Ces économistes d'origines très différentes sont obligés, au moment historique où nous sommes parvenus, de ne point éluder certaines questions, qui ne peuvent pas être repoussées d'un revers de la main : par exemple le destin de l'Union économique européenne. Au delà des approches singulières et des formules, des convergences réelles se dessinent parfois. C'est une évolution intéressante.

 

(Petite digression : paradoxalement, l'économie se lit facilement et convient à la méthode de lecture rapide -quand on a subi une petite initiation à la matière, ce qui est mon cas- alors que c'est une matière ardue et jargonnante. Pourquoi ce paradoxe ? Parce que l'intertextualité y est très forte, que les économistes se répètent beaucoup et qu'il y a des passages obligés dans les démonstrations. Donc, pas besoin de lire avec une concentration extrême la énième explication de la crise de 29, des années Thatcher, du multiplicateur Keynésien, de la Loi de Say ou des critères du Pacte de Stabilité... A force on a l'habitude, on repère aisément les "morceaux de bravoure" imposés, et on peut passer vite, en recherchant ce qu'il y a d'inédit dans l'Essai. Ainsi on peut lire un ouvrage économique beaucoup plus rapidement qu'un roman ou un livre d'Histoire, qui demandent une autre attitude. )

 

Revenons donc à nos deux Essais :

 

Karine Berger et Valérie Rabault sont optimistes. C'est déjà une grande originalité, et pour cette seule raison ça vaut la lecture. Les "déclinistes" en prennent plein la poire. Même dans le pire scenario (et le pire n'est pas probable comme on le sait), la France augmentera sa production de 40 % d'ici à 2040 et restera dans le peloton de tête mondial, le revenu par habitant continuant d'augmenter, certes modérément. Dans ce scenario, la France subira une désindustrialisation quasi complète. Mais il est à notre portée d'éviter cette ornière.

 

Pour elles, la source de nos maux, c'est le renoncement au modèle de développement propre de la France, celui qui a si bien fonctionné pendant les trente glorieuses. Et il est possible de recréer une dynamique de cette nature d'ici à 2040. Elles vont expliquer comment.

 

Le modèle français "renié puis abandonné", c'est la déclinaison économique du tryptique liberté-égalité-fraternité. Et c'est la cohérence interne de cette formule qui garantit le succès. Sa spécificité, c'est le rôle de l'Etat dans l'impulsion de la croissance et dans son utilisation, avec un outil privilégié : l'éducation au sens très large. Le modèle est aussi fondé sur une logique de protection sociale garantissant la sécurité et amortissant les crises, avec la participation majeure de services publics qui irriguent le pays. La France des trente glorieuses, c'est aussi un rôle d'éclaireur fondamental dans la construction européenne.

 

Les "déclinistes" délirent quand ils accusent ce modèle de plomber le pays, car en réalité il n'en "reste pas grand chose". Et les auteurs utilisent une citation succulente pour qualifier leur mauvaise foi : "le bon sens petit-bourgeois : son rôle est de poser des égalités simples entre ce qui se voit et ce qui est" (Roland Barthes, Mythologies).

 

L'Essai revient sur l'épopée assez édifiante des trente glorieuses. En 1946, les trois quarts de la production ont disparu. Il n'y a que 15 millions d'ouvriers disponibles. Les seules ressources financières proviennent du plan Marshall. Or, en moins de trois ans on rattrape le niveau du PIB d'avant-guerre ; en 1950 on a augmenté la production de 85 % par rapport à 1944.

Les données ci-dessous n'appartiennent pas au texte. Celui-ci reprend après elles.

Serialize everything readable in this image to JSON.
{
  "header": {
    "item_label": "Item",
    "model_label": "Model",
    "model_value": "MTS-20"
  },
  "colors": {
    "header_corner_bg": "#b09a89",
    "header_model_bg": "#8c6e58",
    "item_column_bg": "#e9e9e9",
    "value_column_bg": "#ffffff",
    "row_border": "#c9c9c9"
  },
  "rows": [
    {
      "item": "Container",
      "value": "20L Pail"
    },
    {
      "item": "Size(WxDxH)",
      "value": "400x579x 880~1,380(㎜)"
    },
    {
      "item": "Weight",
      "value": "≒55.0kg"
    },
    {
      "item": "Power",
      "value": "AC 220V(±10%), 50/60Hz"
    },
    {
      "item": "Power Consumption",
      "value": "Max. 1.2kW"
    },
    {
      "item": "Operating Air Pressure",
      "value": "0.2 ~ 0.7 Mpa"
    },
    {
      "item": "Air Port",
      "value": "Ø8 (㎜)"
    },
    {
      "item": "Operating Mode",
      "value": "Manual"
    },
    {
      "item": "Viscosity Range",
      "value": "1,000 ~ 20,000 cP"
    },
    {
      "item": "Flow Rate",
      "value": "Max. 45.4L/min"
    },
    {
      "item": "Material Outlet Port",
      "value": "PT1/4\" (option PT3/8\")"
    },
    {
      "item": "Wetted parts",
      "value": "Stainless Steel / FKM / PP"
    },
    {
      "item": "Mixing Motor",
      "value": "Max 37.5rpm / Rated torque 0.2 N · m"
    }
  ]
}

 Le moteur, c'est l'innovation industrielle. L'idée, martelée par les auteurs, qu'en économie, la "seule valeur qui compte c'est la productivité", c'est à dire l'élan des connaissances et leur mise en application.

 La méthode, c'est d'assumer une volonté planificatrice, avec des objectifs ramassés et chiffrés. Des perspectives mobilisantes pour toute la population.

 

Dans ce schéma vertueux, c'est le secteur public qui permet à l'initiative privée de s'épanouir. Car pour relancer massivement une économie, il faut prendre des "risques gigantesques". Seule la puissance publique peut les assumer. Et le livre revient sur les expériences d'Airbus, "une hérésie" au regard de la pensée économique dominante, ou du TGV (il faudra 50 ans pour que le TGV Méditerrannée suscite des profits, mais c'est un moteur indispensable de la croissance).

 

La France a renoncé à cette méthode : l'investissement public représente aujourd'hui seulement 85 % de celui de 1991, les investissements TGV ont été divisés par deux, EDF a baissé les siens d'un tiers. L'innovation stagne... les filières scientifiques se tarissent, et la moitié des Polytechniciens partent travailler dans la Banque et le Conseil...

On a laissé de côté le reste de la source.